Despite my mistake, I'll leave this up as I found it an interesting problem, and had the opportunity to use the quadratic formula in the solution.
tidE]
This is how I would do it.
Code
def pull_pairs(a)
n = ((-1 + Math.sqrt(1.0 + 8*a.size))/2).to_i
cum = 0
n.downto(1).map do |i|
first = cum
cum += i
[a[first], a[cum-1]]
end
end
Examples
a = %w{a b c d e f g h i j k l}
#=> ["a", "b", "c", "d", "e", "f", "g", "h", "i", "j", "k", "l"]
pull_pairs(a)
#=> [["a", "d"], ["e", "g"], ["h", "i"], ["j", "j"]]
a = [*(1..25)]
#=> [ 1, 2, 3, 4, 5, 6, 7, 8, 9, 10, 11, 12, 13,
# 14, 15, 16, 17, 18, 19, 20, 21, 22, 23, 24, 25]
pull_pairs(a)
#=> [[1, 6], [7, 11], [12, 15], [16, 18], [19, 20], [21, 21]]
a = [*(1..990)]
#=> [1, 2,..., 990]
pull_pairs(a)
#=> [[1, 44], [45, 87],..., [988, 989], [990, 990]]
Explanation
First, we'll compute the the number of pairs of values in the array we will produce. We are given an array (expressed algebraically):
a = [a0,a1,...a(m-1)]
where m = a.size.
Given n > 0, the array to be produced is:
[[a0,a(n-1)], [a(n),a(2n-2)],...,[a(t),a(t)]]

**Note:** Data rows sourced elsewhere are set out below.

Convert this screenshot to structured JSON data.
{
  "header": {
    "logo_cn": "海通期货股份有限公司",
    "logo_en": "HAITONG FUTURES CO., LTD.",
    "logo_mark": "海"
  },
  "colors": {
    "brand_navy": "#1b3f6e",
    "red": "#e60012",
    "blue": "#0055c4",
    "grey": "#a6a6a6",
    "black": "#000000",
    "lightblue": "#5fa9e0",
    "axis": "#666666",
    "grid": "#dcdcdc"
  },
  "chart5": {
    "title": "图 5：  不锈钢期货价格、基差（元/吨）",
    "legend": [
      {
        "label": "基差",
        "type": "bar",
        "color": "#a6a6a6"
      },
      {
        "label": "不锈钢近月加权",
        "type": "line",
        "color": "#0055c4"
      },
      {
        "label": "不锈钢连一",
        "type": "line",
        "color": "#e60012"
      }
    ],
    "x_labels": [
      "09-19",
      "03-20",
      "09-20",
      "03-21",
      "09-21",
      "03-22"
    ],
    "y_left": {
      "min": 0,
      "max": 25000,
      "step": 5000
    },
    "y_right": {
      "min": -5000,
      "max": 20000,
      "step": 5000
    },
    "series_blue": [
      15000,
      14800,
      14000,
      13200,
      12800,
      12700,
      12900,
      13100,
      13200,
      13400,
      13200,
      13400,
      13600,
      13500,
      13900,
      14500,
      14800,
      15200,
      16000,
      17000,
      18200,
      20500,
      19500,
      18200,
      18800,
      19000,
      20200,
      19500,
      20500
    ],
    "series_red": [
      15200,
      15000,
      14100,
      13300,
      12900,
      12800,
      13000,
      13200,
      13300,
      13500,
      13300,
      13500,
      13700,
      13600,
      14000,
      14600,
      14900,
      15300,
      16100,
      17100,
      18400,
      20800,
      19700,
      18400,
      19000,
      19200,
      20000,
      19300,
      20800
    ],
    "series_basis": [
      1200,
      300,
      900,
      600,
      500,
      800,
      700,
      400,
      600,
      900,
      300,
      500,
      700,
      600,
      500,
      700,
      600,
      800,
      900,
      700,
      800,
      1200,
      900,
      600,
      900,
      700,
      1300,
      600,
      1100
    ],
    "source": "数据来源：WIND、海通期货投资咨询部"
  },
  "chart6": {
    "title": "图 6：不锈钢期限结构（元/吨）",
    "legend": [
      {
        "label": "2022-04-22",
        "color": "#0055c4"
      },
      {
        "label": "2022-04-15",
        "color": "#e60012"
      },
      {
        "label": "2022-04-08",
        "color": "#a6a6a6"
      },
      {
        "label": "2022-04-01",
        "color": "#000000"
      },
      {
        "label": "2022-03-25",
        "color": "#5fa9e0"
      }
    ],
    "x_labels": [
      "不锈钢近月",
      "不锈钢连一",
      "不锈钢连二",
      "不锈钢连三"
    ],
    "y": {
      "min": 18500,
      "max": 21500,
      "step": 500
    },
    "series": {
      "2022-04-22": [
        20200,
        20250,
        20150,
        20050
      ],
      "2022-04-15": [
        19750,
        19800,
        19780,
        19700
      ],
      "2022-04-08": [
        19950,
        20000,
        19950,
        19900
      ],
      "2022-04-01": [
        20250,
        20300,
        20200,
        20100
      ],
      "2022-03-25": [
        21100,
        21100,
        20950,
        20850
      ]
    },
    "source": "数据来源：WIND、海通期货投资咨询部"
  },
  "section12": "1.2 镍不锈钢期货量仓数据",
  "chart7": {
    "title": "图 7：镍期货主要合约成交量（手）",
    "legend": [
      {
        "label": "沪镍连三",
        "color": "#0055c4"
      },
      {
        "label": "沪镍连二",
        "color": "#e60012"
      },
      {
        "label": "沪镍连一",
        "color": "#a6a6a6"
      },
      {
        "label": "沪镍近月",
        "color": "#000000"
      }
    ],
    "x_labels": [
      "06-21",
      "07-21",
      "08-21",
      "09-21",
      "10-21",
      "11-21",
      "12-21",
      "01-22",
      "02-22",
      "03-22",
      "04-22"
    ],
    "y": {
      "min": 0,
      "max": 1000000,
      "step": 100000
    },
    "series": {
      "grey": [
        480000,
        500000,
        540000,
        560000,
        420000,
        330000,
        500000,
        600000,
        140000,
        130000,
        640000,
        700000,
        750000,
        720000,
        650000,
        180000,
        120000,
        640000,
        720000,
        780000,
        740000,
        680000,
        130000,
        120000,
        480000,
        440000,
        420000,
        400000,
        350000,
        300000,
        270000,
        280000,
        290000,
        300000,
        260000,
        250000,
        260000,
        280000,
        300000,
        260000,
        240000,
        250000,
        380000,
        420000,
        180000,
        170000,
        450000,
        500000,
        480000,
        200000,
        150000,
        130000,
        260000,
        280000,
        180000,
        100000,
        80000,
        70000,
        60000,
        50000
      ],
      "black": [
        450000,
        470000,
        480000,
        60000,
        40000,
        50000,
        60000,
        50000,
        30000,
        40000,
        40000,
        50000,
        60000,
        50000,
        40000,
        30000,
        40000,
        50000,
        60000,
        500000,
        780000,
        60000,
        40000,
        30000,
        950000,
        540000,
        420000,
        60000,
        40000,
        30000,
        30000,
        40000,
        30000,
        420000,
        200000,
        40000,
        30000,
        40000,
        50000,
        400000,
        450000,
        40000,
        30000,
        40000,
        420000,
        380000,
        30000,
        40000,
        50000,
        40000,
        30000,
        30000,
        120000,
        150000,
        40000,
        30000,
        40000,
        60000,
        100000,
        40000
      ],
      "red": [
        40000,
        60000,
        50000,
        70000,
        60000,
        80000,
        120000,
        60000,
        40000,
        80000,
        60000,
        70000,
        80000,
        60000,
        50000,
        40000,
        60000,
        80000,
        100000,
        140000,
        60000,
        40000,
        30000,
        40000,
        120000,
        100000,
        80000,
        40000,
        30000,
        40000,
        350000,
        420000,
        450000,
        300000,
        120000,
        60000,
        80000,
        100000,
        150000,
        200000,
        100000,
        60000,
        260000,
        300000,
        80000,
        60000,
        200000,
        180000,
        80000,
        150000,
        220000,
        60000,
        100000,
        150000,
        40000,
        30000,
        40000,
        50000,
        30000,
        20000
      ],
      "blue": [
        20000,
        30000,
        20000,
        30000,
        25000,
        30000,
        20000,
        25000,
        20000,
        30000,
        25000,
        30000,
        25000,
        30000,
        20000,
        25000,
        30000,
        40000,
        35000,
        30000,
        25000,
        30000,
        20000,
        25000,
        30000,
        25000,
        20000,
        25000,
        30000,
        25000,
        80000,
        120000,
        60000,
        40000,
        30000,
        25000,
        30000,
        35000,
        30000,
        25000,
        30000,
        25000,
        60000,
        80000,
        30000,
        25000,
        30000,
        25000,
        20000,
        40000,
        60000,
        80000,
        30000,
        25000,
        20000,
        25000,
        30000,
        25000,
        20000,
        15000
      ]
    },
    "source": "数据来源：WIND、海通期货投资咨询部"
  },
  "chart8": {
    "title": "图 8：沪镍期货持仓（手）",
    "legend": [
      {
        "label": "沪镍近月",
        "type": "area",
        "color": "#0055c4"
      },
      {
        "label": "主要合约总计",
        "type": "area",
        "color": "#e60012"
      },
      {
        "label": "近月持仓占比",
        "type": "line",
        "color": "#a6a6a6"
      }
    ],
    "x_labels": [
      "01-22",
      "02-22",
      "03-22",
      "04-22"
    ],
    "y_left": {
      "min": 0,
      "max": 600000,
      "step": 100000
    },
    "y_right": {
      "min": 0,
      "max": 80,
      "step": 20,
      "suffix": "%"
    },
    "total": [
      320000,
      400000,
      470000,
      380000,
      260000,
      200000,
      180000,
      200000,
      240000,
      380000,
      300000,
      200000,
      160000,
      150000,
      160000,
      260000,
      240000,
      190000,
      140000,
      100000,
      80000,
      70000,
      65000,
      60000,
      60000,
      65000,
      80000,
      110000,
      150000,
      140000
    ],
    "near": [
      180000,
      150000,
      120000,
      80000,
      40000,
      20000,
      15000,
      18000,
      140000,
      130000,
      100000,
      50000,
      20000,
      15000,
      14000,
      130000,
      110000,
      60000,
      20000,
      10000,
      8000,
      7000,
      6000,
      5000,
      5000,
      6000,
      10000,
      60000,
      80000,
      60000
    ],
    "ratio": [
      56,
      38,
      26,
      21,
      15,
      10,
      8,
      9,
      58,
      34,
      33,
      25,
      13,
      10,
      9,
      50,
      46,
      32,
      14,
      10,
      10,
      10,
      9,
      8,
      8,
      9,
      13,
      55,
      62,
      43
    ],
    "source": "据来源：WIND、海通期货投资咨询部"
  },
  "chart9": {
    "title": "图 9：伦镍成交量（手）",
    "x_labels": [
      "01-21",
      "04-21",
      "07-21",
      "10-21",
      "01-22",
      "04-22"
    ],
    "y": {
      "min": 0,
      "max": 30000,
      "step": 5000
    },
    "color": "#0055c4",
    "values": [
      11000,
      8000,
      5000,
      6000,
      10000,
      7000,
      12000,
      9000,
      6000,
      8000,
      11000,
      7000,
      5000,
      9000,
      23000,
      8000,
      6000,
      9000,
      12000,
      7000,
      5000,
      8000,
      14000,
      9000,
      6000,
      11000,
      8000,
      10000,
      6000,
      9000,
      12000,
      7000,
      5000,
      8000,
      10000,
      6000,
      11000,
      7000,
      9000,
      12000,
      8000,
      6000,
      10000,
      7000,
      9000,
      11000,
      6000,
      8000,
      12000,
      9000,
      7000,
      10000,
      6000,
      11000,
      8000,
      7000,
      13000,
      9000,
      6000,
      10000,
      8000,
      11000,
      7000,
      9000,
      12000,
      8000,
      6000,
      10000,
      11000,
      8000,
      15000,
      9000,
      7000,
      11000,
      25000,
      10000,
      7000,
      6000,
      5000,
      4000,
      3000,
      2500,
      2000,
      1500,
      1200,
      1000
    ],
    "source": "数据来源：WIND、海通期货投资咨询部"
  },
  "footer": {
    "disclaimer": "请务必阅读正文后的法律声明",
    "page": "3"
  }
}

These elements span the first n+(n-1)+...+1 elements of a. As this is an arithmetic progession, the sum equals n(n+1)/2. Ergo,
t = n(n+1)/2 - 1
Now t <= m-1, so we maximize the number of pairs in the output array by choosing the largest n such that
n(n+1)/2 <= m
which is the float solution for n in the quadratic:
n^2+n-2m = 0
rounded down to an integer, which is
int((-1+sqrt(1^1+4(1)(2m))/2)
or
int((-1+sqrt(1+8m))/2)
Suppose
a = %w{a b c d e f g h i j k l}
Then m (=a.size) = 12, so:
n = int((-1+sqrt(97))/2) = 4
and the desired array would be:
[['a','d'],['e','g'],['h','i'],['j','j']]
Once n has been computed, constructing the array of pairs is straightforward.